Wednesday, 15 June 2016

Anne of the Thousand Days (1969)

I watched The Tudors when it was on TV, and one day I'll review it here.  That series took two seasons to cover the rise and fall of Anne Boleyn; this film does it in two and a half hours.  That's obviously going to produce a fairly different experience but even if the formats had been the same, I think the two would feel distinct.

The Anne depicted here is a highly reluctant target of the King's attentions.  She is engaged to a man she loves, and deeply resentful when the Henry VIII vetoes their marriage and attempts to win her to his bed.  However, it takes her very little time to realise that just as Henry has the power to deny her the happiness she sought, she in turn has the power to deny him.  She refuses to become his mistress but subtly encourages him to continue his pursuit, until he is so enamoured with her that he is willing to challenge the Pope to have his marriage annulled and make her his wife.

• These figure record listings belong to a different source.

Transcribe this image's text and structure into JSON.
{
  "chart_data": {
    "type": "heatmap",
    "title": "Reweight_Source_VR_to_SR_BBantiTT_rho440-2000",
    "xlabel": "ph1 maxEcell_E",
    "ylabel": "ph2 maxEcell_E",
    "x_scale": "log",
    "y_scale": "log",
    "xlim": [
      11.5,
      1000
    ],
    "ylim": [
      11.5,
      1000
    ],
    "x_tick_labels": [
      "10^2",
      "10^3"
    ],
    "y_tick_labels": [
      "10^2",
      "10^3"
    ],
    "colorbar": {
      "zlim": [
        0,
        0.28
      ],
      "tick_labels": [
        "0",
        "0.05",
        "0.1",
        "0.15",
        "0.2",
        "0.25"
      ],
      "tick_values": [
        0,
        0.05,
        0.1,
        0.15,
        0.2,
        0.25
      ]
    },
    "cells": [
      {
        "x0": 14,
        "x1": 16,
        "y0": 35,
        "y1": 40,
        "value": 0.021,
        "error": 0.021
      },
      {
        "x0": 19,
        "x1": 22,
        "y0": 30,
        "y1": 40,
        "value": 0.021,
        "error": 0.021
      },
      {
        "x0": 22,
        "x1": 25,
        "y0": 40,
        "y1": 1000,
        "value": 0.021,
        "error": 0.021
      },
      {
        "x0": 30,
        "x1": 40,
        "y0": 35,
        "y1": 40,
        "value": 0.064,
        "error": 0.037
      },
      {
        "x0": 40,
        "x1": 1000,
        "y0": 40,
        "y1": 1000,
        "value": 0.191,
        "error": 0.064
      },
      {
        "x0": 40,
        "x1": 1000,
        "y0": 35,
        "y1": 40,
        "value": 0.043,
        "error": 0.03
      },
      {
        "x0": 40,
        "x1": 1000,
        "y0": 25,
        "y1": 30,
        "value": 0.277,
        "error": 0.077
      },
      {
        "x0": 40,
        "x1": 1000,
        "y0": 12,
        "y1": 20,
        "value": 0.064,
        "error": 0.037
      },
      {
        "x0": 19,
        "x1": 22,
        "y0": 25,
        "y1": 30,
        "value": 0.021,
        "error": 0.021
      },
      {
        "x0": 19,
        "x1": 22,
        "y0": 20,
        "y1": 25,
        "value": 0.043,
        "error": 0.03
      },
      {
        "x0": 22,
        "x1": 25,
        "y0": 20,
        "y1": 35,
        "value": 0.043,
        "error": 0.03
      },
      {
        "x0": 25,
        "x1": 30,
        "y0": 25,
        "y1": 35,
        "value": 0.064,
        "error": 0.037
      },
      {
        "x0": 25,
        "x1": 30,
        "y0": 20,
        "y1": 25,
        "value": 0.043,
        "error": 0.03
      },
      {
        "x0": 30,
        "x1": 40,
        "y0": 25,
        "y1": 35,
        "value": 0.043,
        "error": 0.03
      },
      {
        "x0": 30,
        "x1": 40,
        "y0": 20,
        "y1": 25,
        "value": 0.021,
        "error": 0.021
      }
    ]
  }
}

We know that the real Anne Boleyn did indeed refuse to become Henry's mistress - possibly because she saw how readily he'd discarded her older sister once he'd had what he wanted - but it's very doubtful that he had anything to do with the breaking of her engagement.  So the film has only itself to blame for for failing to convince us that Anne's feelings have really changed when she finally tells Henry that she loves him.  It decided to make her dislike him in the first place, after all.

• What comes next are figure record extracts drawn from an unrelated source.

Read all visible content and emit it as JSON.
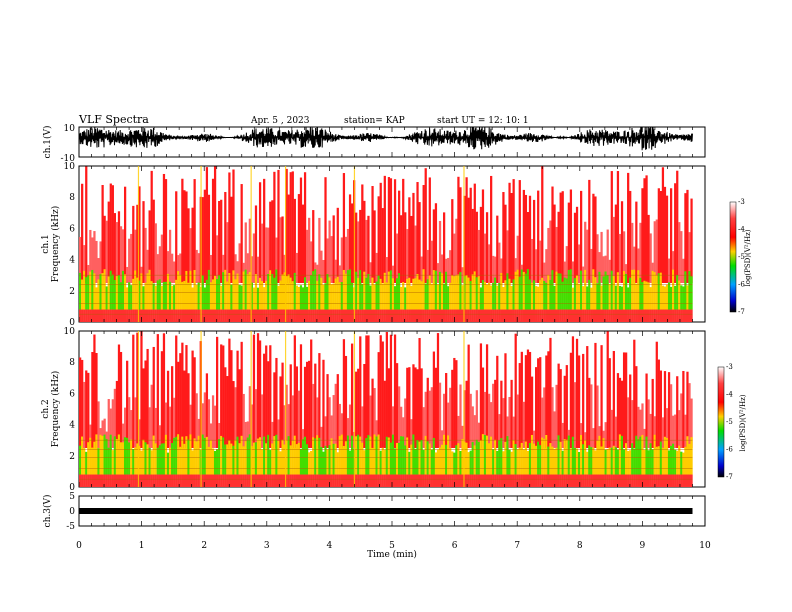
{
  "header": {
    "title": "VLF Spectra",
    "date": "Apr. 5 , 2023",
    "station": "station= KAP",
    "start": "start UT = 12: 10: 1"
  },
  "colors": {
    "background": "#ffffff",
    "ink": "#000000",
    "spectrogram_high": "#ff0000",
    "spectrogram_mid": "#ffd000",
    "spectrogram_low": "#00dd00"
  },
  "chart_data": [
    {
      "type": "line",
      "name": "ch1-waveform",
      "ylabel": "ch.1(V)",
      "ylim": [
        -10,
        10
      ],
      "yticks": [
        "10",
        "-10"
      ],
      "xlim": [
        0,
        10
      ],
      "description_values": "Dense noisy trace filling upper half; envelope fluctuates roughly between -3 and +10 V"
    },
    {
      "type": "heatmap",
      "name": "ch1-spectrogram",
      "ylabel": "ch.1 Frequency (kHz)",
      "ylim": [
        0,
        10
      ],
      "yticks": [
        "10",
        "8",
        "6",
        "4",
        "2",
        "0"
      ],
      "xlim": [
        0,
        9.8
      ],
      "colorbar": {
        "label": "log(PSD)(V²/Hz)",
        "range": [
          -7,
          -3
        ],
        "ticks": [
          "-3",
          "-4",
          "-5",
          "-6",
          "-7"
        ]
      },
      "bands_khz": [
        0.5,
        1.2,
        1.9,
        2.4,
        3.0
      ]
    },
    {
      "type": "heatmap",
      "name": "ch2-spectrogram",
      "ylabel": "ch.2 Frequency (kHz)",
      "ylim": [
        0,
        10
      ],
      "yticks": [
        "10",
        "8",
        "6",
        "4",
        "2",
        "0"
      ],
      "xlim": [
        0,
        9.8
      ],
      "colorbar": {
        "label": "log(PSD)(V²/Hz)",
        "range": [
          -7,
          -3
        ],
        "ticks": [
          "-3",
          "-4",
          "-5",
          "-6",
          "-7"
        ]
      },
      "bands_khz": [
        0.5,
        1.2,
        1.9,
        2.4,
        3.0
      ]
    },
    {
      "type": "line",
      "name": "ch3-waveform",
      "ylabel": "ch.3(V)",
      "ylim": [
        -5,
        5
      ],
      "yticks": [
        "5",
        "0",
        "-5"
      ],
      "xlim": [
        0,
        10
      ],
      "description_values": "Thick near-constant band around -1 V"
    }
  ],
  "xaxis": {
    "label": "Time (min)",
    "ticks": [
      "0",
      "1",
      "2",
      "3",
      "4",
      "5",
      "6",
      "7",
      "8",
      "9",
      "10"
    ]
  }
}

On the other hand, given some of the later fictionalised interactions it adds, it is entirely possible that we're supposed to question her sincerity.  I kind of like that ambivalence, to be honest.

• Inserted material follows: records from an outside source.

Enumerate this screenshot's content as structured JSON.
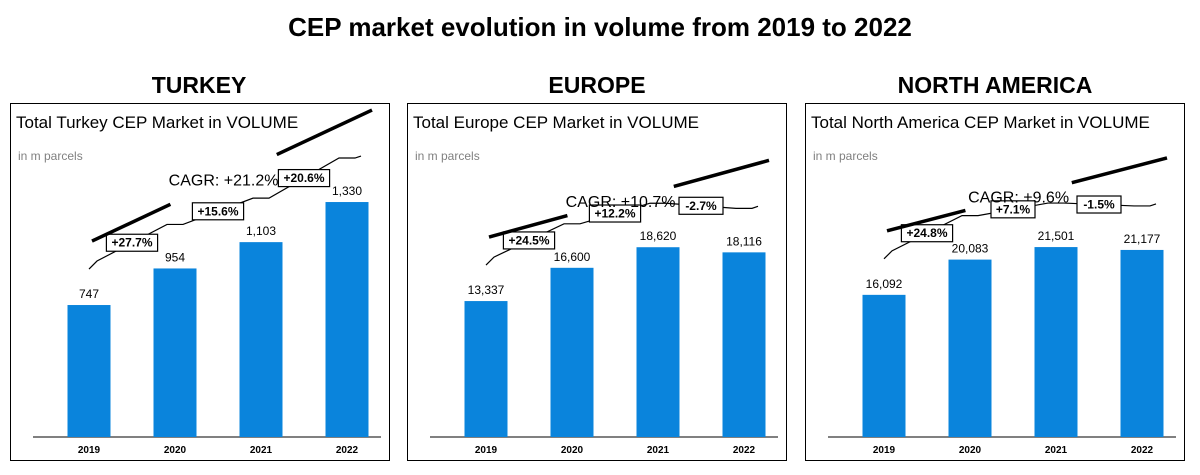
{
  "title": "CEP market evolution in volume from 2019 to 2022",
  "colors": {
    "bar": "#0a84dc",
    "text": "#000000",
    "unit": "#808080"
  },
  "chart_data": [
    {
      "type": "bar",
      "region": "TURKEY",
      "title": "Total Turkey CEP Market in VOLUME",
      "unit": "in m parcels",
      "categories": [
        "2019",
        "2020",
        "2021",
        "2022"
      ],
      "values": [
        747,
        954,
        1103,
        1330
      ],
      "value_labels": [
        "747",
        "954",
        "1,103",
        "1,330"
      ],
      "growth_labels": [
        "+27.7%",
        "+15.6%",
        "+20.6%"
      ],
      "cagr": "CAGR: +21.2%",
      "ylim": [
        0,
        1500
      ]
    },
    {
      "type": "bar",
      "region": "EUROPE",
      "title": "Total Europe CEP Market in VOLUME",
      "unit": "in m parcels",
      "categories": [
        "2019",
        "2020",
        "2021",
        "2022"
      ],
      "values": [
        13337,
        16600,
        18620,
        18116
      ],
      "value_labels": [
        "13,337",
        "16,600",
        "18,620",
        "18,116"
      ],
      "growth_labels": [
        "+24.5%",
        "+12.2%",
        "-2.7%"
      ],
      "cagr": "CAGR: +10.7%",
      "ylim": [
        0,
        26000
      ]
    },
    {
      "type": "bar",
      "region": "NORTH AMERICA",
      "title": "Total North America CEP Market in VOLUME",
      "unit": "in m parcels",
      "categories": [
        "2019",
        "2020",
        "2021",
        "2022"
      ],
      "values": [
        16092,
        20083,
        21501,
        21177
      ],
      "value_labels": [
        "16,092",
        "20,083",
        "21,501",
        "21,177"
      ],
      "growth_labels": [
        "+24.8%",
        "+7.1%",
        "-1.5%"
      ],
      "cagr": "CAGR: +9.6%",
      "ylim": [
        0,
        30000
      ]
    }
  ]
}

This film had pretty mixed reviews when it came out, though Genevieve Bujold's performance as Anne was generally well-regarded.  I wonder how many of the negative responses came from male reviewers.  A notable thing in the film is that while Henry has a great deal of power - he is King of England after all - the film makes it clear that he has no strength.  He's a weak man, selfish and shallow.  I think Richard Burton's portrayal of him in this regard is very good.  Anne meanwhile, may end up on the headsman's block, but she goes there confident she has secured the future of her daughter, who would grow up to become one of England's most celebrated monarchs.

This film plays fast and loose with the details of history, but it achieves the more important thing of underlining the exceptional role Anne Boleyn played in English history, and the high likelihood that she was a quite exceptional woman in her own right.